I took the day off from gardening to meet up with an old friend in London, and visit the current exhibition at the Courtauld. My friend is working out of an office in Farringdon, so the geography of the whole trip tied together rather nicely.
I love walking through Clerkenwell at the moment, because you have never seen so many office furniture shops. Clerkenwell is vying with Shoreditch as the hipster capital of London, and I suppose you can't have a tech startup without getting a couple of trendy chairs for your workspace. Some of them were really very nice, and I felt quite regretful that I was not in the market for any office chairs.
You could tell that the restaurant we were meeting in had strong hipster leanings from the complete absence of ceilings. Instead there was a clear view of all the service ducts, bolted to the underside of the concrete floor of the next storey, which must make maintenance easy. Also there were a lot of Anglepoises. The Systems Administrator and I have had a pair of Anglepoise lamps in the study since before the hipster movement gained traction, and they are not actually all that well made, since all the bits that are supposed to make them adjustable became loose or lost their spring quite quickly, and the lamps became fixed in a single downward facing posture of submission. Various attempts to botch a repair with slivers of cardboard and sellotape have never proved effective. I digress.
My friend was in a sombre mood, having just learned that a business pitch she was involved in had been unsuccessful. She is in the business of advising small tech companies on their applications for EU grants. The applications are graded by moderators, and those with the highest score win the pot. There is no feedback on how the scores are derived, so my friend is left not knowing if the assessors didn't believe in the technology, did believe in the technology but didn't like the business plan, couldn't understand the application (which would be her fault), or simply chose half a dozen winners at random and then went out for a good lunch.
I love the Courtauld Gallery even more than I enjoy walking through Clerkenwell and observing the hipsters.
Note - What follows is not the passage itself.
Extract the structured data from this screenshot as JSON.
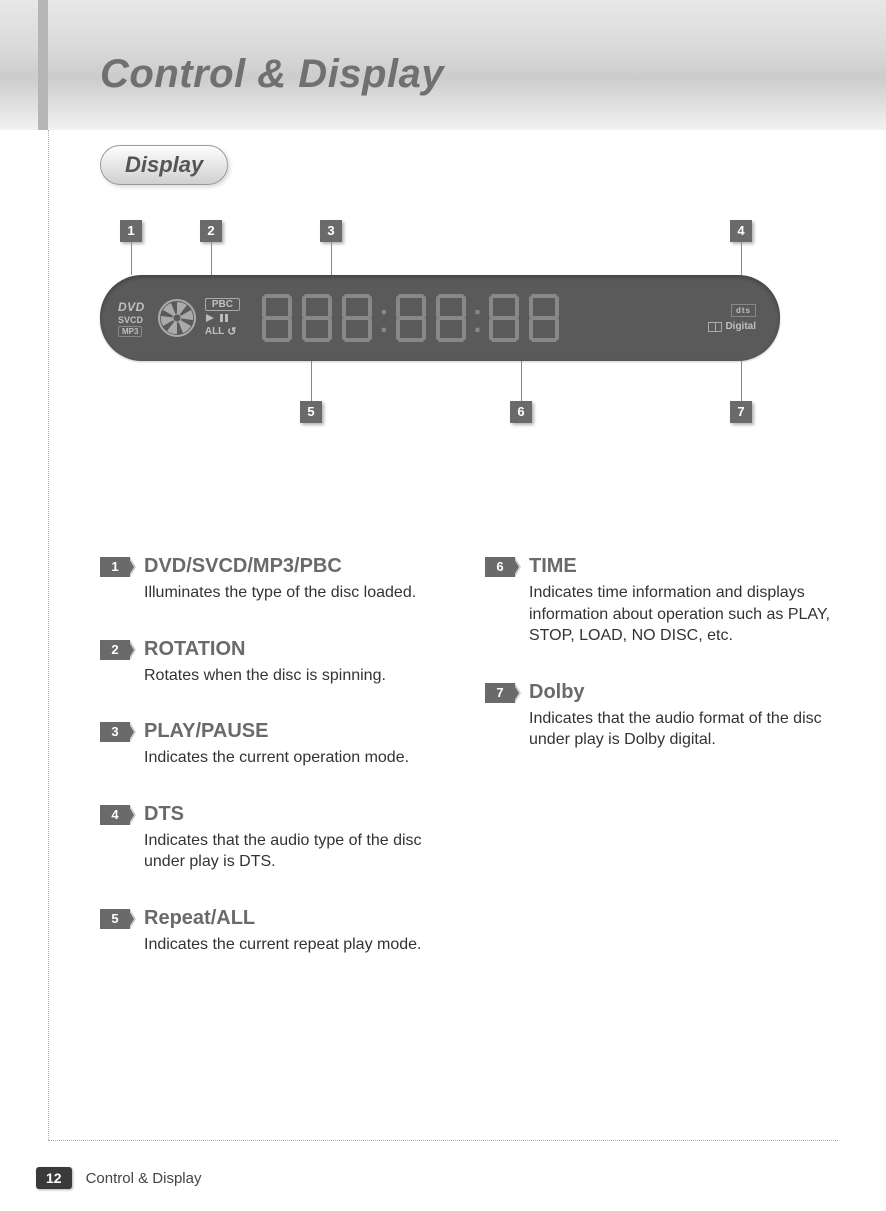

The current temporary exhibition, on until 21 January, is of portraits by a mid twentieth century artist I'd never heard of until it came along, Chaim Soutine. Jewish, born in Russia but working in Paris, this show concentrates on paintings he made of hotel staff and pastry cooks. They are remarkable, vivid and touching in a sort of Grand Budapest Hotel way, and I can quite see why the Evening Standard gave it five stars. Soutine found commercial success and critical recognition in his lifetime, but died in 1943 aged only fifty. The biographical details given in the exhibition were sparse and I wondered if he had been a casualty of Nazi anti-Semitism, given the date and place. According to Wikipedia he was , but in an indirect fashion, dying of a perforated stomach ulcer for which he could not seek proper treatment because by then he was in hiding and on the run.
The Courtauld's temporary exhibitions are never big, and I always look at some of the permanent collection as well since one ticket covers both. It keeps being rehung, with the less famous pictures rotating on and off display and occasional conspicuous absences when paintings go on loan to other galleries, and I am still mourning the disappearance of Braque's The White Ship which they had for several years on loan from a private collection and have no longer, but I have been visiting some of the pictures for over forty years.